Kedua tersangka diamankan sekitar pukul 01.00 WIB di area parkir belakang Pujasera Pagi Malam, Jalan Sultan Hasanuddin, Kelurahan Rimba Sekampung, Kecamatan Dumai Kota.
Kasi Humas Polres Dumai, AKP Zaini Waluyo, mengatakan dari hasil penggeledahan polisi menemukan 78 butir pil yang diduga narkotika jenis ekstasi dengan berat kotor sekitar 30,40 gram.
"Barang bukti ditemukan di dalam tas selempang hitam yang disimpan di dashboard sepeda motor Honda Scoopy warna putih bernomor polisi BM 6020 HAC," ujar Zaini.
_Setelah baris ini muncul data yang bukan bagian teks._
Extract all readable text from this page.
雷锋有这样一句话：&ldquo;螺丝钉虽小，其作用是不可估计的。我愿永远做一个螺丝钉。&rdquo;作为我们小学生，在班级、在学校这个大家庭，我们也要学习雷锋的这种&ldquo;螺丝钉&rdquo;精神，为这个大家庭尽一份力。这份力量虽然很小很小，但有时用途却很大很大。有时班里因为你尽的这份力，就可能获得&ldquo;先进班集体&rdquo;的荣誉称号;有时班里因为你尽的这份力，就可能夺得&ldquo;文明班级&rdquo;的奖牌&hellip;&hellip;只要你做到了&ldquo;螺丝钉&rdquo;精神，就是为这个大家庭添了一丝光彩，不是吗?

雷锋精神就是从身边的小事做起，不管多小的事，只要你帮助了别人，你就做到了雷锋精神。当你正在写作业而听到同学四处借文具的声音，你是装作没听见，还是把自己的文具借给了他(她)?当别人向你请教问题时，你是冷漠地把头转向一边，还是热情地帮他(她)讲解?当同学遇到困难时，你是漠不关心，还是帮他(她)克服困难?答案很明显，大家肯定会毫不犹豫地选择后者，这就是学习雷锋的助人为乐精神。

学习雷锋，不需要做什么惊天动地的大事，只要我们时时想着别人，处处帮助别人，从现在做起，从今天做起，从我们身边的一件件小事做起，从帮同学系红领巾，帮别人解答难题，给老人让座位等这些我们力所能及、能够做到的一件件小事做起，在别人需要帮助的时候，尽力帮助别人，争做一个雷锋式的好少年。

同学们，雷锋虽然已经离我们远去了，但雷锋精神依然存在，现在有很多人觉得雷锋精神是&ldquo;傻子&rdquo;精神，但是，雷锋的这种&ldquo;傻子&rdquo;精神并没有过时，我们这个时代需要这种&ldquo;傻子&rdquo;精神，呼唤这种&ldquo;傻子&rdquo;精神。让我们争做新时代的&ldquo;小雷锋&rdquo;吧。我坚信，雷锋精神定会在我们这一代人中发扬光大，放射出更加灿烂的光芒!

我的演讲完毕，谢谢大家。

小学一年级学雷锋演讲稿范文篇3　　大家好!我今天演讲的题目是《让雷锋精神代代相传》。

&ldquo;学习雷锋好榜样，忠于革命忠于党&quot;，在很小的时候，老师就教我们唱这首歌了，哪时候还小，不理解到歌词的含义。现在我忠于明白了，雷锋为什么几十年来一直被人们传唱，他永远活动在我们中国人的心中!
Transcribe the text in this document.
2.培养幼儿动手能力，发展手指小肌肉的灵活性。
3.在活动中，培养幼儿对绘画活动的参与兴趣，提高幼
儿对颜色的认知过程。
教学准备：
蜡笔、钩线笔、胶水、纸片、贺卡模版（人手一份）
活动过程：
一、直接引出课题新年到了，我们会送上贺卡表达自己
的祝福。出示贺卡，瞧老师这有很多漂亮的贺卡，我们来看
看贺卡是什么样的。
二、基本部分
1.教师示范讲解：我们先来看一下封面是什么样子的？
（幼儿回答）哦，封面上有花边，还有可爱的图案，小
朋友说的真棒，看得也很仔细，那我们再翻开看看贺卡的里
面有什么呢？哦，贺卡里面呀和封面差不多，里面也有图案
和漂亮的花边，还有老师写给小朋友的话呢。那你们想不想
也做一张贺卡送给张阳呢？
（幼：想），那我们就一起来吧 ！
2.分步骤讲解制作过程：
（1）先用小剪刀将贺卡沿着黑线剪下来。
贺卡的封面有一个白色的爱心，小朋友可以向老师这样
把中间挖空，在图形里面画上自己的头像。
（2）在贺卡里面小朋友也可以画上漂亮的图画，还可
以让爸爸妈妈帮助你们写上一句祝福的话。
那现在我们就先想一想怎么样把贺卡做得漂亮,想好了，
Ia menjelaskan, pengungkapan kasus tersebut berawal dari informasi masyarakat mengenai dugaan maraknya transaksi pil ekstasi di kawasan tersebut.
"Menindaklanjuti laporan itu, Tim Opsnal Satresnarkoba yang dipimpin Kanit I Satresnarkoba Ipda Lius Mulyadin melakukan penyelidikan hingga akhirnya mengidentifikasi keberadaan para pelaku," jelasnya.
Tim kemudian bergerak ke lokasi dan mengamankan kedua tersangka. Saat penggeledahan badan tidak ditemukan barang bukti. Namun, setelah memeriksa sepeda motor yang digunakan pelaku, petugas menemukan tas selempang berisi puluhan butir pil ekstasi.
Selain 78 butir pil ekstasi, polisi juga menyita dua unit telepon genggam merek Infinix dan Vivo yang diduga digunakan untuk berkomunikasi dalam transaksi narkotika, satu unit sepeda motor Honda Scoopy, dua lembar plastik klip bening, satu strip obat Panadol Extra, plastik bening, plastik asoy hitam, serta tas selempang hitam.
"Dalam pemeriksaan awal, kedua tersangka mengakui kepemilikan seluruh barang bukti tersebut. Selanjutnya mereka dibawa ke Mapolres Dumai untuk menjalani proses penyidikan lebih lanjut," kata Zaini.
Atas perbuatannya, MDR dan AI dijerat Pasal 114 ayat (2) Undang-Undang Nomor 35 Tahun 2009 tentang Narkotika, dengan ancaman hukuman pidana berat.